The Five-Ton Life: Carbon, America and the Culture That May Save Us, by Susan Subak
Reviewed by Jennifer Schrock
If you are getting tired of our solar emphasis this year, this book is for you. While the author is not opposed to renewable energy per se, she is a searing critic of green-washed single-answer solutions that don’t take a serious look at consumption across all areas: solar-powered LEED buildings designed with grand, hard-to-heat atriums and occupied by frequent flyers, for example.
Simple lifestyle has spent a decade or so in the doghouse, as our grim climate prognosis pushes society to focus on corporate, technical and governmental solutions at a grander scale. But Subak argues that we are not going to meet our climate targets without also addressing lifestyle and cultural issues. The Five-Ton Life is a data-driven, policy-minded version of more-with-less.
According to Subak, the people in the US with the lowest carbon footprints are not the ones with green awards; they are often unsung and unaware of their achievement. The book examines four such communities in four different contexts: the Amish in rural Indiana and Pennsylvania; an upper-middle class urban neighborhood in Washington D.C.; a suburb of bungalows in Chicago and the two universities with the lowest carbon footprints in the U.S.
The solutions Subak champions are delightfully boring: smaller homes, dense, multi-unit housing, walkable neighborhoods, minimizing stuff, traveling less, involvement in local politics. She is particularly opposed to the mortgage tax credit, which applies to second homes and mansions as well as modest ones, thus subsidizing monster carbon footprints. Limiting the tax credit to homes 1500-square feet or less would make homeowners a lot more inclined to favor small!
I found Subak’s analysis of the Amish particularly interesting since I live in a region where I encounter them. Subak digs into the many ways that the Amish commitment to family and local community life results in carbon savings. The fact that Amish transportation emissions are low is no surprise, but I had not previously compared the number of cars my household has worn out with the fact that Amish buggies last for decades. A willingness to ride in cars but not own or drive them may seem inconsistent to the non-Amish, but it limits personal mobility to what is most necessary and encourages carpooling. While most readers of this book are unlikely to become Amish, we can still benefit from the challenge they provide. How can the rest of us make car use accessible when needed but less convenient? What would happen if we invested more of our time in our local communities?

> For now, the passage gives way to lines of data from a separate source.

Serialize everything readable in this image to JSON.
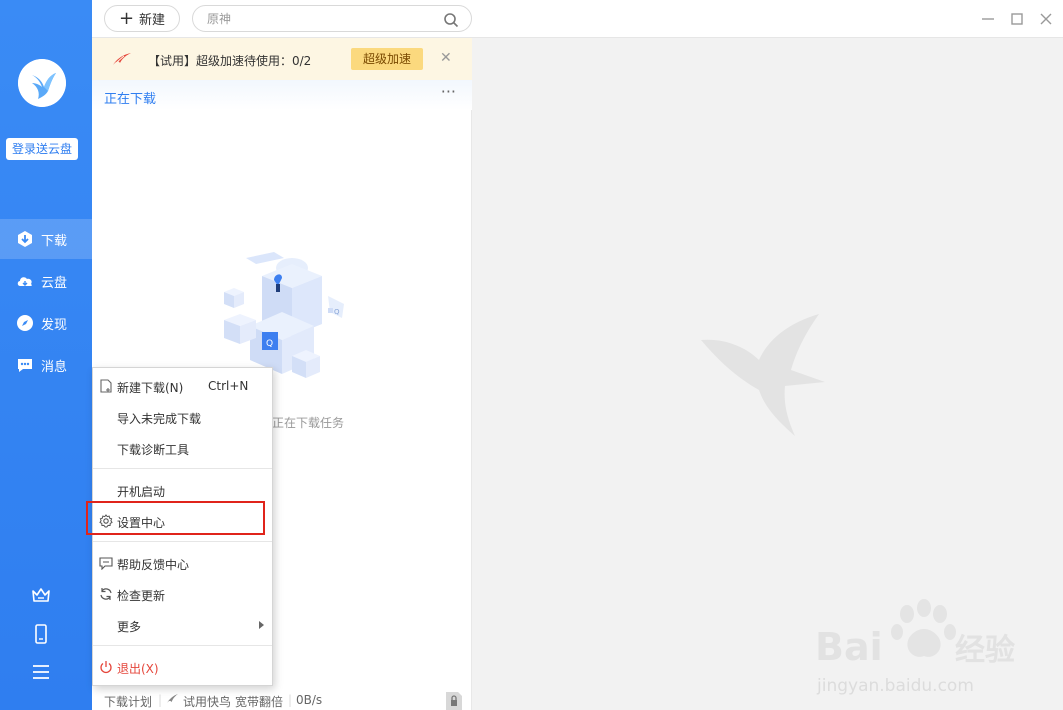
{
  "sidebar": {
    "login_label": "登录送云盘",
    "nav": [
      {
        "label": "下载",
        "icon": "download-icon",
        "active": true
      },
      {
        "label": "云盘",
        "icon": "cloud-icon",
        "active": false
      },
      {
        "label": "发现",
        "icon": "compass-icon",
        "active": false
      },
      {
        "label": "消息",
        "icon": "message-icon",
        "active": false
      }
    ],
    "bottom_icons": [
      "crown-icon",
      "phone-icon",
      "menu-icon"
    ]
  },
  "topbar": {
    "new_label": "新建",
    "search_value": "",
    "search_placeholder": "原神"
  },
  "promo": {
    "text": "【试用】超级加速待使用：0/2",
    "button": "超级加速"
  },
  "panel": {
    "section_label": "正在下载",
    "more_label": "···",
    "empty_text": "正在下载任务"
  },
  "statusbar": {
    "plan": "下载计划",
    "trial": "试用快鸟",
    "broadband": "宽带翻倍",
    "speed": "0B/s"
  },
  "context_menu": {
    "items": [
      {
        "label": "新建下载(N)",
        "shortcut": "Ctrl+N",
        "icon": "new-download-icon"
      },
      {
        "label": "导入未完成下载"
      },
      {
        "label": "下载诊断工具"
      },
      {
        "label": "开机启动"
      },
      {
        "label": "设置中心",
        "icon": "gear-icon",
        "highlighted": true
      },
      {
        "label": "帮助反馈中心",
        "icon": "feedback-icon"
      },
      {
        "label": "检查更新",
        "icon": "refresh-icon"
      },
      {
        "label": "更多",
        "has_submenu": true
      },
      {
        "label": "退出(X)",
        "icon": "power-icon",
        "color": "#e5463b"
      }
    ]
  },
  "watermark": {
    "brand": "Baidu经验",
    "url": "jingyan.baidu.com"
  },
  "colors": {
    "brand_blue": "#2f7ef0",
    "promo_bg": "#fdf6e3",
    "boost_btn": "#fbd97e",
    "highlight_red": "#e0241b"
  }
}
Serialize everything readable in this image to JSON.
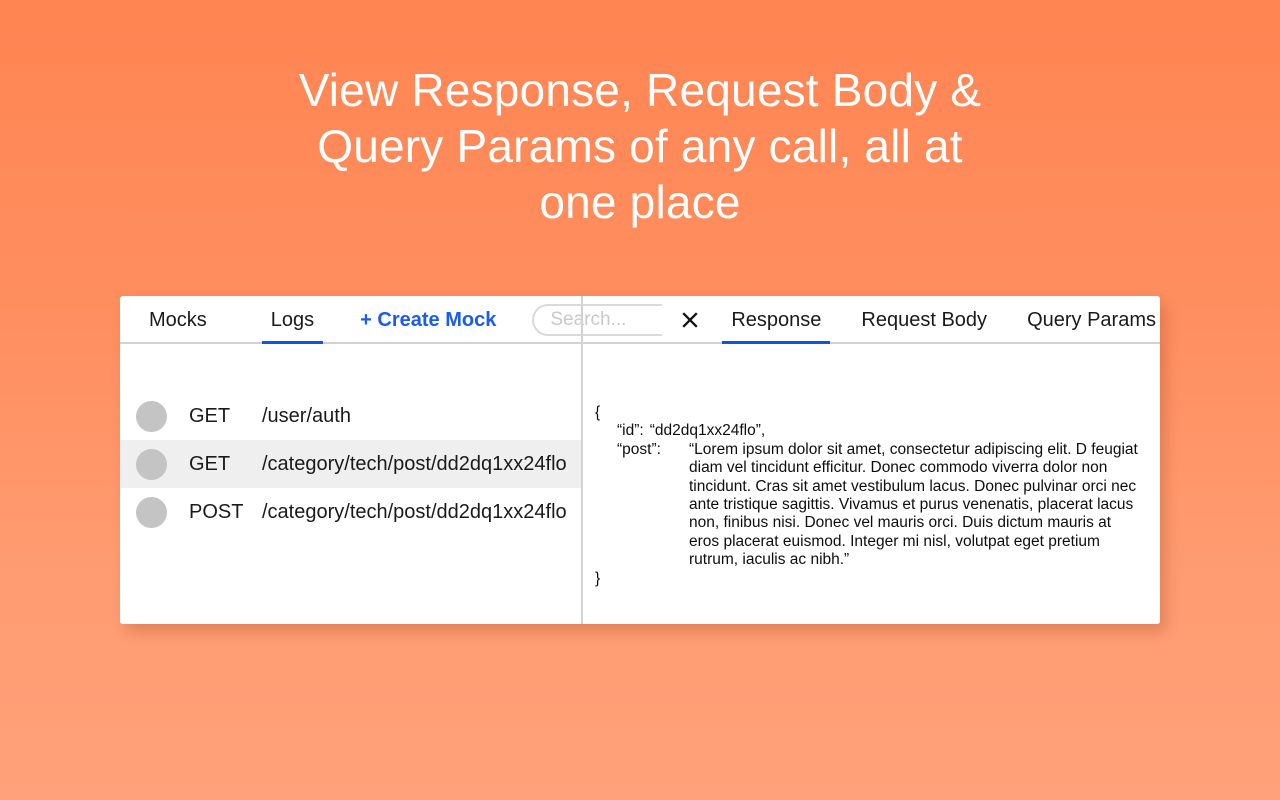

Subak left me wanting to work on my own carbon consumption again. While carbon calculators are readily available, the book could have made it easier for readers to compare their own footprints with the communities held up as models. I wish the author had provided an appendix that described her method of calculating carbon footprints and recommended online calculators that would give parallel results. I wasn’t sure whether or how she was including communal and national carbon (public schools, road-building, the military, for example) in her figuring or just factors where individuals have agency, such as household energy and transportation.
Thanks to network member Oliver Evans who recommended this provocative book.
Jennifer Schrock is the director of Mennonite Creation Care Network. She lives in Goshen, Indiana.